There is supply; there is demand. The Neapolitan Mafia, the Camorra, places Mexican, Thai, and European children into the clinics and hospitals. There, they will have organs removed. Problems of blood grouping and tissue compatibility are resolved by having potential donors warehoused at the facility.
Potential donors are warehoused (kept alive) at the facility, until someone needs their organs.
There is supply; there is demand. In the lecture hall of the Faculty of Medicine in Barranquilla, Colombia, ten corpses are found. They had been “street people.” “The faculty warden knocked out the beggars with baseball bats. The victims were plunged into a coma and were not finally finished off until after the extraction of their organs, the most profitable being sold on the black market.” (Freemantle)

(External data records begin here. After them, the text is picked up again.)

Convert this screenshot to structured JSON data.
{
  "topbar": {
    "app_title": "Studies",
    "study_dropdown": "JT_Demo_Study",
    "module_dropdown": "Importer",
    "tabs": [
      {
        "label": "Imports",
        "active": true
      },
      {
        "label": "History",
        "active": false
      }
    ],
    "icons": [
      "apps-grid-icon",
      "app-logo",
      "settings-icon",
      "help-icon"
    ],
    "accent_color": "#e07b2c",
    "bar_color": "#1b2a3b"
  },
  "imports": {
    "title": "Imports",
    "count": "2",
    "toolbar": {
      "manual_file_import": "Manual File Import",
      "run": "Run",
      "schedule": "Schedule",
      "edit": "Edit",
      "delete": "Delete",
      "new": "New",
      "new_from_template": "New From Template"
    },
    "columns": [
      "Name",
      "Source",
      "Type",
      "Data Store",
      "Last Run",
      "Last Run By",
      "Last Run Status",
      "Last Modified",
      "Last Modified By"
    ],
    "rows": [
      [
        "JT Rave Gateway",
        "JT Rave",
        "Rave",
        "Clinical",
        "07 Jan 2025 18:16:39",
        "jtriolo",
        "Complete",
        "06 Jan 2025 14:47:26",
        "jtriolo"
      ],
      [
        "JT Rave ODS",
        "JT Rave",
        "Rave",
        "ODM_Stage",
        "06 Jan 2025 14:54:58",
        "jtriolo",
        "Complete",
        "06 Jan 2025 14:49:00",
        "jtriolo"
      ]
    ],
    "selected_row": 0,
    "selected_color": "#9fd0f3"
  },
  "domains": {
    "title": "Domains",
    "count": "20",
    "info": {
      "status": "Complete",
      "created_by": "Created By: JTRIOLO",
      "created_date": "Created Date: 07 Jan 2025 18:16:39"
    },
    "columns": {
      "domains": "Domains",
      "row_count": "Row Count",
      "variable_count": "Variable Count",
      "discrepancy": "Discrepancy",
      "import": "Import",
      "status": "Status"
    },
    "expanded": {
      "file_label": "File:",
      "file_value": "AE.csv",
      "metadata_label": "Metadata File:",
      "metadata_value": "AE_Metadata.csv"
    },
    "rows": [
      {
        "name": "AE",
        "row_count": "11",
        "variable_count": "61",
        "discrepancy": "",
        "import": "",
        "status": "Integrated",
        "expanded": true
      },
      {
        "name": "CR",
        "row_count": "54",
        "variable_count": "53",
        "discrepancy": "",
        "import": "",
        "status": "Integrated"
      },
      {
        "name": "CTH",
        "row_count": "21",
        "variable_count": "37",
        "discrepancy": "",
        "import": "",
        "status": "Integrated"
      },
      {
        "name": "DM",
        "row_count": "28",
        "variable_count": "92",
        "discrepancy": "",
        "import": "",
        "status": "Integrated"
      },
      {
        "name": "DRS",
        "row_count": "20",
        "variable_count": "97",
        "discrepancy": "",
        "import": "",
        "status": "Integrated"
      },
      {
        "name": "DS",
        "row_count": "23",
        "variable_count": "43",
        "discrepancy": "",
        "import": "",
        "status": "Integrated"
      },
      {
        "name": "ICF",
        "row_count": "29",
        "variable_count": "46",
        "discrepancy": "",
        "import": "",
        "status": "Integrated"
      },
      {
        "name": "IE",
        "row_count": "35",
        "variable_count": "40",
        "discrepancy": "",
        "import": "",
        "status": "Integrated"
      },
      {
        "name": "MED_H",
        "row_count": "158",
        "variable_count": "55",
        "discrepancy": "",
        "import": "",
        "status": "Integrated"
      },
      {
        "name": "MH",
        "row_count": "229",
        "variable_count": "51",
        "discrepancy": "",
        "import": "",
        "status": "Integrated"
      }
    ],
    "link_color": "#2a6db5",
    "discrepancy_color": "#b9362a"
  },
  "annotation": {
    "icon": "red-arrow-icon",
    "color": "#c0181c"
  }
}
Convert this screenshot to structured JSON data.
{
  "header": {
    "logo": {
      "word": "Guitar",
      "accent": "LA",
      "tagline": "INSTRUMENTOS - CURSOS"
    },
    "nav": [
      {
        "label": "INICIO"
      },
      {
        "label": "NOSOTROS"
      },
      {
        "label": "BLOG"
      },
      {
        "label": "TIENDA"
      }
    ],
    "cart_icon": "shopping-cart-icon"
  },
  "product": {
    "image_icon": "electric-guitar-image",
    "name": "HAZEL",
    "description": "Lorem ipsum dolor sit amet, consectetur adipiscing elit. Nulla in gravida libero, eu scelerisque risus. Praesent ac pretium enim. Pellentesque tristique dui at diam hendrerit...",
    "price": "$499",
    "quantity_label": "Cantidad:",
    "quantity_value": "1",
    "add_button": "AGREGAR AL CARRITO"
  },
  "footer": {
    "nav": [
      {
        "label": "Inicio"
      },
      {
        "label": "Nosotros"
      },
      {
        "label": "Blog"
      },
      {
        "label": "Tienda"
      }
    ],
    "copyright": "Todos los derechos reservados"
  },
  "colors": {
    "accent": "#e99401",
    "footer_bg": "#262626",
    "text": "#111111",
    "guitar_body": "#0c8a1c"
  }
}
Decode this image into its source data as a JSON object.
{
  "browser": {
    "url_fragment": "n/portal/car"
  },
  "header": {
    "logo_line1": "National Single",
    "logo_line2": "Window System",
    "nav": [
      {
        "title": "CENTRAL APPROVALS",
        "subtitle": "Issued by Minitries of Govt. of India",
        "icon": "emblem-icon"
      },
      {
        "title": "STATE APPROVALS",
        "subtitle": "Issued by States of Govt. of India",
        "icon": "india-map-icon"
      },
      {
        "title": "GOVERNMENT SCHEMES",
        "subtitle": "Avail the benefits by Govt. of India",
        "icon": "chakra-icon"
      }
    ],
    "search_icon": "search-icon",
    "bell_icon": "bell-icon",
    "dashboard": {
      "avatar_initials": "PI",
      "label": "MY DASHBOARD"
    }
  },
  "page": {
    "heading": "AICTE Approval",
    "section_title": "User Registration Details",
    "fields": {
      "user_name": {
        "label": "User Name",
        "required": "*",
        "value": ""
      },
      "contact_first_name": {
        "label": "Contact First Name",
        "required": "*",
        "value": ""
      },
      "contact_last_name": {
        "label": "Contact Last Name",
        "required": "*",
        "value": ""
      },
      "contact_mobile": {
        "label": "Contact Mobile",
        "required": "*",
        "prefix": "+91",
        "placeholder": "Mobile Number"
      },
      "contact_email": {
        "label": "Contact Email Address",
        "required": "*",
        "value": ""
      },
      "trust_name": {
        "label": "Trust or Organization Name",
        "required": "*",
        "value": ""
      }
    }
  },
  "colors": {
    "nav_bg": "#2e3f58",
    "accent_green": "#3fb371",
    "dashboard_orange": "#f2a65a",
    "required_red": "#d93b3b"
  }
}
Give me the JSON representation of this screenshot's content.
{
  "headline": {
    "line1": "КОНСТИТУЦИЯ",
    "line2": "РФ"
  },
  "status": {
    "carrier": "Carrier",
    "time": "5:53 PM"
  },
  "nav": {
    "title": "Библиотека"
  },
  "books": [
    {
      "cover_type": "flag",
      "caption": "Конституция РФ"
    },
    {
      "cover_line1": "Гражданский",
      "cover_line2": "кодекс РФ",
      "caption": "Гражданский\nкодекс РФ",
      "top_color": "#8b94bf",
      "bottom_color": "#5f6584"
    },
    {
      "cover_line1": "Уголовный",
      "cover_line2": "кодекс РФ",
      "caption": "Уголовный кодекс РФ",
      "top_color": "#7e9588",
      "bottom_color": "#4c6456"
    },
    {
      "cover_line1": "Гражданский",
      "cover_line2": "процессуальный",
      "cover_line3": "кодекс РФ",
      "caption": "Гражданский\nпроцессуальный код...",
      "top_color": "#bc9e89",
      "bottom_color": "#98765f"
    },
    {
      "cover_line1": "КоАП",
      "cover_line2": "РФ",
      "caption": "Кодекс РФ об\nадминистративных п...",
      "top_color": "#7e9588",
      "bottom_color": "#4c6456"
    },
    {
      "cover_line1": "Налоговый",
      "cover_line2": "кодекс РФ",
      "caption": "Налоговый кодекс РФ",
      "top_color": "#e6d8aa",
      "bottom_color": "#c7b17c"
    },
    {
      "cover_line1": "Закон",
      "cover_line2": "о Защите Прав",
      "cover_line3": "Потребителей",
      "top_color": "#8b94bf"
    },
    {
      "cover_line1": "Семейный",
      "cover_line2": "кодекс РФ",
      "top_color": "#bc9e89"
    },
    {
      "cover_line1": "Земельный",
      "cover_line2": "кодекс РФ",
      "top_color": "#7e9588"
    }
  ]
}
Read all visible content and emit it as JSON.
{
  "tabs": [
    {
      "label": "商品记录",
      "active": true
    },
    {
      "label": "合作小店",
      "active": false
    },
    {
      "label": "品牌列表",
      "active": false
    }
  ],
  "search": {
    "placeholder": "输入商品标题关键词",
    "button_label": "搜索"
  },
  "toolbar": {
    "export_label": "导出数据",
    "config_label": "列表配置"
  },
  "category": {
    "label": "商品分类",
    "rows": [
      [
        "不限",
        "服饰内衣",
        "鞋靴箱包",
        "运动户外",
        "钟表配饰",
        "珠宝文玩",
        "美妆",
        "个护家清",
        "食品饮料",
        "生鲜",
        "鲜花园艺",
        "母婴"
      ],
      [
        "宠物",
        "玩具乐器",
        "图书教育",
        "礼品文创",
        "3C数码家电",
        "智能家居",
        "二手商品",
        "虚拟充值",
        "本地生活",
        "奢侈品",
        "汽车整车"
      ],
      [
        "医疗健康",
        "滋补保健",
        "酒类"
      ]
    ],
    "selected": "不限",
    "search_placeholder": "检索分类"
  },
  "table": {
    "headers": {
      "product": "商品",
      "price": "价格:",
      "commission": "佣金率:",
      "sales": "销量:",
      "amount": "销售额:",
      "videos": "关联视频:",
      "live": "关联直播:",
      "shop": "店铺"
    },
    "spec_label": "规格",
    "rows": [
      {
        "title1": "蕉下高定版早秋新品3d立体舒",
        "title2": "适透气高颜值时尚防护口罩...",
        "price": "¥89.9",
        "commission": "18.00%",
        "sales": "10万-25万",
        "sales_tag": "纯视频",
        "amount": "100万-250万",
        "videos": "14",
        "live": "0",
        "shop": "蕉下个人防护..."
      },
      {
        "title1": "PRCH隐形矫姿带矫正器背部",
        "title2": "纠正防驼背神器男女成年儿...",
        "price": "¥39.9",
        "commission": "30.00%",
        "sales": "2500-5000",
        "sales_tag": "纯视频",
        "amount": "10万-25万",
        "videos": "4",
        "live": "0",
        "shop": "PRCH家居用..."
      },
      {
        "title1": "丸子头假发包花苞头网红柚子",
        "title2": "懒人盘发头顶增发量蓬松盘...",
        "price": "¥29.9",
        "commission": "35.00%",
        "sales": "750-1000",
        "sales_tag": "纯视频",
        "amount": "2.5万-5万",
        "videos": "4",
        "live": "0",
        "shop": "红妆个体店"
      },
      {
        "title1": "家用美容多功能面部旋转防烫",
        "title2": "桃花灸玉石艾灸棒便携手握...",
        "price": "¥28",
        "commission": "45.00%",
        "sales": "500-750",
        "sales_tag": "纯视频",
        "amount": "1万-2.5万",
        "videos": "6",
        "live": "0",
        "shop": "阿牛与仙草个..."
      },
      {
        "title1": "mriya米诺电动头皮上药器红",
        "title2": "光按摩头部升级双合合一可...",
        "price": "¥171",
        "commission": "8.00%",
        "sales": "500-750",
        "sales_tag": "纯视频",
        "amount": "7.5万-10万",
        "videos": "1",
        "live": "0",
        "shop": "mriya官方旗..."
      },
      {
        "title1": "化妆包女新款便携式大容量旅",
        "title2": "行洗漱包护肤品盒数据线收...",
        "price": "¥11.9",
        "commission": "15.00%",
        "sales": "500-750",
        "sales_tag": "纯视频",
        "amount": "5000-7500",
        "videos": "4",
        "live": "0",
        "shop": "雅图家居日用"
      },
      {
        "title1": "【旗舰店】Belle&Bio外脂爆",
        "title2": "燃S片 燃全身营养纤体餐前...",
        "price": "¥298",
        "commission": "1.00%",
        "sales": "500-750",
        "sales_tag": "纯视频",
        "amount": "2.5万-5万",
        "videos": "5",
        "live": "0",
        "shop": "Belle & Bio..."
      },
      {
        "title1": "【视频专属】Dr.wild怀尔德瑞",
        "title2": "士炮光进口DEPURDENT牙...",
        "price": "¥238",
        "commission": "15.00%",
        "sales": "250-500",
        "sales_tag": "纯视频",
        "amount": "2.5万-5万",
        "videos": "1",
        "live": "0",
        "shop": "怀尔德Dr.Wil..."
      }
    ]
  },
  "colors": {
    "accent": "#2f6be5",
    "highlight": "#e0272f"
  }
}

You can read of more such cases in Freemantle’s book. See also, “Draft Council of Europe Convention against Trafficking in Human Organs” (Doc. 13338, October 22, 2013); “The Long Road from the Kidney Bazaar”, by Dominique Martin; and “Organ Trafficking: Global Solutions for a Global Problem”, by Tazeen H. Jafar, MD.
Some may say this shocking information is just “urban folklore.” But, said Boutros Boutros Ghali, then-UN Secretary General, on November 21, 1994, “International crime gangs have expanded from traditional spheres of activity such as prostitution, the arms trade and trafficking in drugs to money laundering, the trade in nuclear technology and human organs and the transport of illegal immigrants.” (qtd. in Freemantle)
And, says French transplant surgeon, Professor Leon Schwartzenberg, regarding the worldwide organ-by-theft-and-murder trade, “This trafficking is all the more monstrous where it involves killing people to remove organs which can be sold at a profit. To deny the existence of such trafficking is comparable to denying the existence of the ovens and gas chambers during the last war.” (qtd. in Freemantle)
To deny the existence of such organ trafficking is comparable to denying the existence of the ovens and the gas chambers in Nazi Germany.
Children and young adults, “brought every week to Europe from Latin America and the Eastern bloc, to be kept alive until their organs were required. Then the organs were taken. And afterwards — or even under the anaesthetic — the donors were killed” — these have been “sacrificed upon the altar of the rich and powerful.” (Freemantle)
(A version of the above first appeared at my old Conspiracy Nation web site on July 7, 2006, under the title “The Body Snatchers”.)